I politely asked, “Might I ask what that is, sir?”
“I heard about an inspired Moroccan fortune-teller named Uroub,” he had said. “She is going to be in Amman the day before the big occasion. I thought about bringing her to Fawaz’s house to tell his fortune for him. But what’s the use? I won’t be able to attend that night.”
I asked his permission, saying, “May I have the honor of setting up this surprise myself, sir?”
After a brief pause, he answered me. “OK, Sari. You deserve all the best. But don’t ruin the surprise and tell Fawaz Basha. Promise?”
If you only knew, Grand Basha, what your surprise brought down on us in ruin and destruction that were greater than all your riches combined!
Al-Walid didn’t die. It doesn’t matter that Uroub’s prediction was not fulfilled and he didn’t kill his father. What matters is that I became one of the people being targeted, and it was quite possible that my demise might come at his hands or the hands of any of his comrades.
It was possible that whoever was carrying out the investigation didn’t know anything about Walid or Darrar al-Ghoury or the Syrian Yasin.
Most likely they didn’t know anything about Uroub.

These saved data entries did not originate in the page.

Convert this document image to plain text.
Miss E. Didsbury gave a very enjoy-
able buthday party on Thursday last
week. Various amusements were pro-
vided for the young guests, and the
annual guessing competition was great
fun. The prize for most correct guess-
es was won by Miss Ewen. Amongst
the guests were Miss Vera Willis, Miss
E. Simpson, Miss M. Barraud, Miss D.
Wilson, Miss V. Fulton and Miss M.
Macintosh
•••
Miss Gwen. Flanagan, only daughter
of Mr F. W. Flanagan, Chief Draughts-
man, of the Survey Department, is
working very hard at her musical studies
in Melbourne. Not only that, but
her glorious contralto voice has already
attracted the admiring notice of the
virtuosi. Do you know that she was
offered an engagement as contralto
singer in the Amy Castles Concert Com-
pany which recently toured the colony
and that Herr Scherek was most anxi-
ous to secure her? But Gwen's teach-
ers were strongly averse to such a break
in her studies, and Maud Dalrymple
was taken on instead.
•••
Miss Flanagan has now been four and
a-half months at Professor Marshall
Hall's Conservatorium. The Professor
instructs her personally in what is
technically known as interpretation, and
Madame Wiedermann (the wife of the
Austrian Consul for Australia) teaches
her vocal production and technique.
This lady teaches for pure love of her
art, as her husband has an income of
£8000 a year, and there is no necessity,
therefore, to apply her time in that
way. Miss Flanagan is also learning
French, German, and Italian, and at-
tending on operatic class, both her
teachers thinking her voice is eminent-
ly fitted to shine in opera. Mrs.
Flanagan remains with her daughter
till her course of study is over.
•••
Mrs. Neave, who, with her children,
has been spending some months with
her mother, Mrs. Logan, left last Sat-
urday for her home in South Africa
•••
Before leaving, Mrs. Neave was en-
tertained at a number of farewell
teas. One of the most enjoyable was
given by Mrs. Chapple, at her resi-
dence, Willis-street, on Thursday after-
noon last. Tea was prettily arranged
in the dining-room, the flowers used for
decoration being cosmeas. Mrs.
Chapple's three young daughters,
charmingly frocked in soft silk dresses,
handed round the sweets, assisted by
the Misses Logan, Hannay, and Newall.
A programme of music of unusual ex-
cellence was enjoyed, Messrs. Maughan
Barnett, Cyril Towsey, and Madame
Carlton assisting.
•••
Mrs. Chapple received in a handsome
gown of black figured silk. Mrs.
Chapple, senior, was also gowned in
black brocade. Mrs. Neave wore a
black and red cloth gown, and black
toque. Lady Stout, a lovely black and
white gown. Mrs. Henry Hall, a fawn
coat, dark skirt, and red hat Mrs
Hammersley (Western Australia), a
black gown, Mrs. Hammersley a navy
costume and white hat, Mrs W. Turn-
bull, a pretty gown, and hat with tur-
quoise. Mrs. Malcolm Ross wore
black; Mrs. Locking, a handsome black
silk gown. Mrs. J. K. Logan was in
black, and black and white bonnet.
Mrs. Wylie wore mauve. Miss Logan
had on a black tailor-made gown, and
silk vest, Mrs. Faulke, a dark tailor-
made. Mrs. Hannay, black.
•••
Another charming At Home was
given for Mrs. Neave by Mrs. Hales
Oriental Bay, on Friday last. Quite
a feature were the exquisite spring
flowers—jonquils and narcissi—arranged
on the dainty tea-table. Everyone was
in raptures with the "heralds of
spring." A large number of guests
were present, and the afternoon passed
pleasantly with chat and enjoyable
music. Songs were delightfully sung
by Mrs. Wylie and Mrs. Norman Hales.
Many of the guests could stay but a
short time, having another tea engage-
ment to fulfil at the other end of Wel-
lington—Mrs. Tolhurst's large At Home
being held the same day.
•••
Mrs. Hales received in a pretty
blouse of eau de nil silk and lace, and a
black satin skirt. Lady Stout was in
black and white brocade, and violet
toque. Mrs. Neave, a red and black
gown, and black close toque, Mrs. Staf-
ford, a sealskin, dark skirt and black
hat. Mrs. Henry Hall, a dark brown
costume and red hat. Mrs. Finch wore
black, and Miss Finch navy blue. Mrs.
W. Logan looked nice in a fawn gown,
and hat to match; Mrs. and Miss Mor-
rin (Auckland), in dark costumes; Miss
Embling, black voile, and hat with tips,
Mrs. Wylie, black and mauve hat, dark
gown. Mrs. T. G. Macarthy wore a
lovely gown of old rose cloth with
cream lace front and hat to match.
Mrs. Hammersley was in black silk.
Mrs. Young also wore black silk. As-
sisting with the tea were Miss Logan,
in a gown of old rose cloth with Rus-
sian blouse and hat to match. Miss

Perhaps they didn’t think about heaven’s activities teeming in our region, making it impossible to impede fate, or change its plan, or make it stray from its path.
Samah Shahadeh
So that’s how it was.
Fawaz was a Don Juan who wasn’t satisfied with chasing after women and screwing them, but got one of them pregnant with his illegitimate son!
He might have lots of illegitimate sons, God knows!
If Mrs Muntaha hadn’t told me, I wouldn’t have known that her son is Fawaz’s son. I confirmed that when I called her back and she gave me two new pieces of evidence. She told me that she left deep scratch marks on his back when he slept with her in Paris.